Il convient dès lors, en application de l’article 1229 du code civil, de condamner Monsieur [J] [Y] à payer à Madame [R] [N] la somme de 16.523,13 euros, outre intérêts au taux légal à compter du 21 février 2023, date de la résolution amiable, et capitalisation des intérêts.
Sur les dommages et intérêts
Madame [R] [N] a nécessairement subi un préjudice moral pour avoir été dupée par Monsieur [J] [Y], qu’elle connaissait, et avoir dû faire appel à une autre entreprise alors que le défendeur ne l’avait pas remboursé. Au demeurant, les travaux ont pris du retard et elle n’a pas été en mesure de loger sa fille dans des conditions satisfaisantes. Ce préjudice sera justement indemnisé à hauteur de 3.000 euros, somme au paiement de laquelle Monsieur [J] [Y] sera condamné.
Madame [E], fille de Madame [R] [N] à laquelle était destiné le studio, a également subi un préjudice moral en ce qu’elle a été contrainte de dormir dans le salon du domicile de sa mère durant plusieurs mois, préjudice qui sera justement indemnisé à hauteur de 3.000 euros.
En revanche, il ne sera pas fait droit à la demande au titre de la perte de chance de bénéficier du logement qui lui était destiné qui recoupe le préjudice moral, et faute pour elle de justifier de ce qu’elle a loué un studio indépendant.
Sur les mesures de fin de jugement
Monsieur [J] [Y] qui succombe sera condamné aux dépens ainsi qu’à payer à Madame [R] [N] et Madame [G] [E] prises ensemble la somme de 1.500 euros sur le fondement des dispositions de l’article 700 du code de procédure civile.
PAR CES MOTIFS
Le tribunal, statuant par jugement réputé contradictoire rendu en premier ressort par mise à disposition au greffe,
CONSTATE la résolution amiable du contrat de prestation de service consistant en la rénovation d’une pièce conclu entre Madame [R] [N] et Monsieur [J] [Y] le 25 mars 2022 à la date du 21 février 2023.

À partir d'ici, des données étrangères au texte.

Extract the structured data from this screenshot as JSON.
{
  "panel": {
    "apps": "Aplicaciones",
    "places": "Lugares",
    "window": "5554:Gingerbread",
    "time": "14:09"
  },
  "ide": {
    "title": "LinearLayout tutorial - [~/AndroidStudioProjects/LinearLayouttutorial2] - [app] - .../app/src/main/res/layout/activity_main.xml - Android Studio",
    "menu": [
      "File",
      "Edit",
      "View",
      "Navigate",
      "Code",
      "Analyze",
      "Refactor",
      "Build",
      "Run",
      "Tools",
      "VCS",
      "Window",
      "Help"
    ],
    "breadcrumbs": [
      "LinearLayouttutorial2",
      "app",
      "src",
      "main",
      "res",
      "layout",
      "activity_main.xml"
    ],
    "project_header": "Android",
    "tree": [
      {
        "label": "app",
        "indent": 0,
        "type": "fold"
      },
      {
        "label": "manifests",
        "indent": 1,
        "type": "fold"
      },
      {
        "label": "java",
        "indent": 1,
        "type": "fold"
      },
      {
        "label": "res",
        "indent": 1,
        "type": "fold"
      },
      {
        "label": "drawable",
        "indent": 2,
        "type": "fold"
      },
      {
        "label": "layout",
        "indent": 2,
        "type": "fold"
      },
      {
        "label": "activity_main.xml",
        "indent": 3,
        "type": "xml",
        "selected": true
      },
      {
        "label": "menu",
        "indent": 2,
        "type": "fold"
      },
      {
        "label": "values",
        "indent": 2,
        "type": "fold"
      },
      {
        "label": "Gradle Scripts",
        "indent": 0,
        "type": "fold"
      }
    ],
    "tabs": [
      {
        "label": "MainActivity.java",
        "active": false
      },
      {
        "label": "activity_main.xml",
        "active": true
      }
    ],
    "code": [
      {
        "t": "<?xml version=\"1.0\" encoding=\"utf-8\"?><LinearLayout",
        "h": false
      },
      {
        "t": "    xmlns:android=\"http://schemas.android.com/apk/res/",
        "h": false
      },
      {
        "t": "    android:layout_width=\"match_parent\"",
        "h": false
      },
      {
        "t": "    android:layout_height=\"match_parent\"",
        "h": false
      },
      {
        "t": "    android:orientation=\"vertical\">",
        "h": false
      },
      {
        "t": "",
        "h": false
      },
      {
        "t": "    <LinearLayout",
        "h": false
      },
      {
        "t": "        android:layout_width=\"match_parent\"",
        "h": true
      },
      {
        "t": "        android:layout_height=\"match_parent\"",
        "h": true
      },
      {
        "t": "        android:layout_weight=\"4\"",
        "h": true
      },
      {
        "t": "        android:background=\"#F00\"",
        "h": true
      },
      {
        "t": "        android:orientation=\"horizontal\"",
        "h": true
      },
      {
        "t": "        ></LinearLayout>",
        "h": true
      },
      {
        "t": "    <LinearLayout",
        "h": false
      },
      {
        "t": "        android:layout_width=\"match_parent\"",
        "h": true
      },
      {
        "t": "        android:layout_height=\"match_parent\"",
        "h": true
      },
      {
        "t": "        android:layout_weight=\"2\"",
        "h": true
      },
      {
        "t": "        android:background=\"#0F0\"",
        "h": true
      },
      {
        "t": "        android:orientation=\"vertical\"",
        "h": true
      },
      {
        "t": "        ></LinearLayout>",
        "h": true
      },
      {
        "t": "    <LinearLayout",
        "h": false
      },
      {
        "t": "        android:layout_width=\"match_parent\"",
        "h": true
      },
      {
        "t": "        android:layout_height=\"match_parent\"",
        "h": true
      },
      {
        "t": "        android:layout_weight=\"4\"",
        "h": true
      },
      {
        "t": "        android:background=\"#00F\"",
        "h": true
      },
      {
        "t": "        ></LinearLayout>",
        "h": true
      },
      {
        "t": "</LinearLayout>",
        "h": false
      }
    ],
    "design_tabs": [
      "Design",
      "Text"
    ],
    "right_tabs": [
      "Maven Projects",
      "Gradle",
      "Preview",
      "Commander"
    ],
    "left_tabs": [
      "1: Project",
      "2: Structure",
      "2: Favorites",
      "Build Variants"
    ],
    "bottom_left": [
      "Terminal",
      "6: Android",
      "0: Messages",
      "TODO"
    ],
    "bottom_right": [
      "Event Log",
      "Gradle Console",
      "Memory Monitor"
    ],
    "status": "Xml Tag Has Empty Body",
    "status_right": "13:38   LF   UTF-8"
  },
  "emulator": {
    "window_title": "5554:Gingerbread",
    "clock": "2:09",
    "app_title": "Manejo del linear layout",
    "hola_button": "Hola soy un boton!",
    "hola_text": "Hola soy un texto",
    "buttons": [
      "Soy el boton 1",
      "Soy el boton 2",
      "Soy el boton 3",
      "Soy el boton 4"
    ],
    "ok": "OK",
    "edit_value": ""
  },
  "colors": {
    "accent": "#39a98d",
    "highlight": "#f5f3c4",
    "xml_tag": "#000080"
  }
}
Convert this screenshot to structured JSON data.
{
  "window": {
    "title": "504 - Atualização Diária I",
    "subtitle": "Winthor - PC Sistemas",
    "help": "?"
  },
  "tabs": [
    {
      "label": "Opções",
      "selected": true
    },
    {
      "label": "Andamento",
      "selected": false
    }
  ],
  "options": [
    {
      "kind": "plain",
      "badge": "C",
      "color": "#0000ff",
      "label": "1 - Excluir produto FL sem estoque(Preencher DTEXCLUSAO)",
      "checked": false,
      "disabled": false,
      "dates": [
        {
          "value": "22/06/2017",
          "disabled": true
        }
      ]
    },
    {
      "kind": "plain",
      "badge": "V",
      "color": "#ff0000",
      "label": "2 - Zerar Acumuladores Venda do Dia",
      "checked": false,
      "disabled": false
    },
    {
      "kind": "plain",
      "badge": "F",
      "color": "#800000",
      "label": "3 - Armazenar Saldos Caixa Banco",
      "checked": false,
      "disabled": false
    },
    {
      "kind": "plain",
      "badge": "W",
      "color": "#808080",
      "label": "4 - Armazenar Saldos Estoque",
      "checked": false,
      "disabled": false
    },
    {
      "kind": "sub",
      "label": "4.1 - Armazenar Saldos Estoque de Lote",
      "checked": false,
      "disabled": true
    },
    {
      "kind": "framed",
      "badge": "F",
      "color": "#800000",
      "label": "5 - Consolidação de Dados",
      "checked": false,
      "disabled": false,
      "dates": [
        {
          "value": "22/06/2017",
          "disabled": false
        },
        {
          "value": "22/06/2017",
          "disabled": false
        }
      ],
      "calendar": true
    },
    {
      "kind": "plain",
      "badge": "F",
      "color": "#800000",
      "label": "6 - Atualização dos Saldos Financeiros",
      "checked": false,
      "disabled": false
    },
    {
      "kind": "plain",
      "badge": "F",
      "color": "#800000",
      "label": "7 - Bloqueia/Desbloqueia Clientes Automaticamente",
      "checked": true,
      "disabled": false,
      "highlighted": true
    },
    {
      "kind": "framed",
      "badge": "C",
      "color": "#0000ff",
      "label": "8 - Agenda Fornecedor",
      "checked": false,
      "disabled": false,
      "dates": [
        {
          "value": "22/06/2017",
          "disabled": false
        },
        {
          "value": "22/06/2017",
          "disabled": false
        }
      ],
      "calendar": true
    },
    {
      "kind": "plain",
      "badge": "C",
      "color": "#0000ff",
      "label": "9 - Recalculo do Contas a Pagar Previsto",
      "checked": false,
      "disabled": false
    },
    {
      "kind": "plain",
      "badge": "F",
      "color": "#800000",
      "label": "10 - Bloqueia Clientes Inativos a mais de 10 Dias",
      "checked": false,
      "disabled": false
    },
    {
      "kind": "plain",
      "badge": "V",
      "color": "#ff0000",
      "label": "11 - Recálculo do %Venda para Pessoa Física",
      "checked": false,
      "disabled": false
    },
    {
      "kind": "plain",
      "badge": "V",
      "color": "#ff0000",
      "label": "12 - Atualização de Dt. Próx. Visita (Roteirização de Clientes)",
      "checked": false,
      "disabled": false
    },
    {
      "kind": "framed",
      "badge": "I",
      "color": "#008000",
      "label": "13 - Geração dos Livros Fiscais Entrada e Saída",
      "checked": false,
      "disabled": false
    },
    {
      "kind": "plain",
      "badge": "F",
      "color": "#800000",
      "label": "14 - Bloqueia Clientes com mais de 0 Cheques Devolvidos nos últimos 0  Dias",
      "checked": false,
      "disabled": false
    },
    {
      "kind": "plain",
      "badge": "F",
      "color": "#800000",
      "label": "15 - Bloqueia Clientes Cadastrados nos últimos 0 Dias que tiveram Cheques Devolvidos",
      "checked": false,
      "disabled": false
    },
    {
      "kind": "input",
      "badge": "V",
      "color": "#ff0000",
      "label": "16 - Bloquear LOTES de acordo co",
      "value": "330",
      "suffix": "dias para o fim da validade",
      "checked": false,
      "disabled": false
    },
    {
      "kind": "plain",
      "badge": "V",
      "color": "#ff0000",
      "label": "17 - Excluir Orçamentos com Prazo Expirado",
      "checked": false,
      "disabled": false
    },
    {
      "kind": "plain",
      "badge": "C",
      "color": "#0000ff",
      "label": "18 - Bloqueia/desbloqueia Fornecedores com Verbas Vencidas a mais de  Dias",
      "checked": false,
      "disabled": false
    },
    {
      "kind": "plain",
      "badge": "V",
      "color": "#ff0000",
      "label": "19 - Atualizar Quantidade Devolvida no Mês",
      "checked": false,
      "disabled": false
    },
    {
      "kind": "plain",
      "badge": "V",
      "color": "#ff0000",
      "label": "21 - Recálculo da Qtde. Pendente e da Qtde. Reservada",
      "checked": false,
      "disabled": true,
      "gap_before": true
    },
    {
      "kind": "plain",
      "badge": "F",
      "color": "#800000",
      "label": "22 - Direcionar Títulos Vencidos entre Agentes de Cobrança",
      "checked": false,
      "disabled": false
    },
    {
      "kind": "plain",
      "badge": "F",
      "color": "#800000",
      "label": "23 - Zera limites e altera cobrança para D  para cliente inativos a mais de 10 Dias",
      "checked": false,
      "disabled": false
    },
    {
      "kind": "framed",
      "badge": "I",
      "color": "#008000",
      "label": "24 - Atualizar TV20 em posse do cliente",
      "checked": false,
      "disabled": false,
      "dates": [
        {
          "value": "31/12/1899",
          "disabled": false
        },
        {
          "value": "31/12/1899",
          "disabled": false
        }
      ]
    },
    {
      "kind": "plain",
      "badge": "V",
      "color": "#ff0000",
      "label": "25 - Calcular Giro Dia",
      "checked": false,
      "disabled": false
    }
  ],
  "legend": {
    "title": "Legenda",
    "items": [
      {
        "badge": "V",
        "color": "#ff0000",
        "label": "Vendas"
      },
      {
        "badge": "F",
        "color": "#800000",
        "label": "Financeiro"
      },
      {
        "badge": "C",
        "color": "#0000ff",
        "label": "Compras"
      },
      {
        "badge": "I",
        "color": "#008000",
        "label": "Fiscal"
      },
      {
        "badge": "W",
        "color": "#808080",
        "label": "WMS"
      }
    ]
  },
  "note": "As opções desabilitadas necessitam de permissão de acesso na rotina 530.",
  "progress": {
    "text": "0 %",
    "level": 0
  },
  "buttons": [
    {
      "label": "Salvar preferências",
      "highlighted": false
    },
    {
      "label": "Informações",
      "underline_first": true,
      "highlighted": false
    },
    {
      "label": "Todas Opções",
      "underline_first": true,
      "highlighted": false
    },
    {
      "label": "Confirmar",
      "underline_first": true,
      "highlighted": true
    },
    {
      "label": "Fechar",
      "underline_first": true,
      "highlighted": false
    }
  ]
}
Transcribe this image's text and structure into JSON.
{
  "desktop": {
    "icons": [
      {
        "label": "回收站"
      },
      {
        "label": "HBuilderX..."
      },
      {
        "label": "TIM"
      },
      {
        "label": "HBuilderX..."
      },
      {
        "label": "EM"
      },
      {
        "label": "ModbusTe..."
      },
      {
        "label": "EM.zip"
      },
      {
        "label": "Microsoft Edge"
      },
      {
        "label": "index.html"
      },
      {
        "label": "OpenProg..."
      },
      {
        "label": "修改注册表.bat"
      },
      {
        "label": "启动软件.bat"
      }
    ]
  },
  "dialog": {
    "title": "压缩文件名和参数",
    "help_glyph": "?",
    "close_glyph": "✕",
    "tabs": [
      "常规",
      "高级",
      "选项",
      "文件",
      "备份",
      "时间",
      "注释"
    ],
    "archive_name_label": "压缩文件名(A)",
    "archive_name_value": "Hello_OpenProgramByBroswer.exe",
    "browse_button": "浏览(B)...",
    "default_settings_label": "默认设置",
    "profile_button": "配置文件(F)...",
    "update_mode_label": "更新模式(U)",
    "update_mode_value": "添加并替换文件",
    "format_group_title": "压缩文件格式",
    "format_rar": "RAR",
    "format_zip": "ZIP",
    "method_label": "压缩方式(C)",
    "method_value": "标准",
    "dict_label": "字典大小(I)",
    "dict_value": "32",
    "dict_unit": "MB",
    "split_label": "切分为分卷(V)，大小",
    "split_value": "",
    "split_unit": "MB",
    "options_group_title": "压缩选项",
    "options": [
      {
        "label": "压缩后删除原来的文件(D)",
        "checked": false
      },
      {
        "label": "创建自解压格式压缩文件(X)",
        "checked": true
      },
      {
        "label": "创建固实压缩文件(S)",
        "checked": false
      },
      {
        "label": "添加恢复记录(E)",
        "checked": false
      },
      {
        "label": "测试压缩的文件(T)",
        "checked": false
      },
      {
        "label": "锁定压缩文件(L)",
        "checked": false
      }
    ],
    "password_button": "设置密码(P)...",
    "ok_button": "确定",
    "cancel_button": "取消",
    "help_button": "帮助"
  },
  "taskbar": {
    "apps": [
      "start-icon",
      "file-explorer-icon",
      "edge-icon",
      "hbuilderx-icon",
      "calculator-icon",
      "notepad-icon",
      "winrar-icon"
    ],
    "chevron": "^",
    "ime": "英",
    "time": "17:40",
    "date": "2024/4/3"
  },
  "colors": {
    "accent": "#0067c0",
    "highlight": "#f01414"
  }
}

CONDAMNE Monsieur [J] [Y] à payer à Madame [R] [N] la somme de 16.523,13 euros avec intérêts au taux légal à compter du 21 février 2023 et capitalisation des intérêts.
CONDAMNE Monsieur [J] [Y] à payer à Madame [R] [N] la somme de 3.000 euros au titre de son préjudice moral.
CONDAMNE Monsieur [J] [Y] à payer à Madame [G] [E] la somme de 3.000 euros au titre de son préjudice moral.
DEBOUTE Madame [G] [E] de sa demande de dommages et intérêts au titre de la perte de chance de bénéficier du logement qui lui était destiné.
CONDAMNE Monsieur [J] [Y] à payer à Madame [R] [N] et Madame [G] [E] prises ensemble la somme de 1.500 euros sur le fondement des dispositions de l’article 700 du code de procédure civile.
CONDAMNE Monsieur [J] [Y] aux dépens.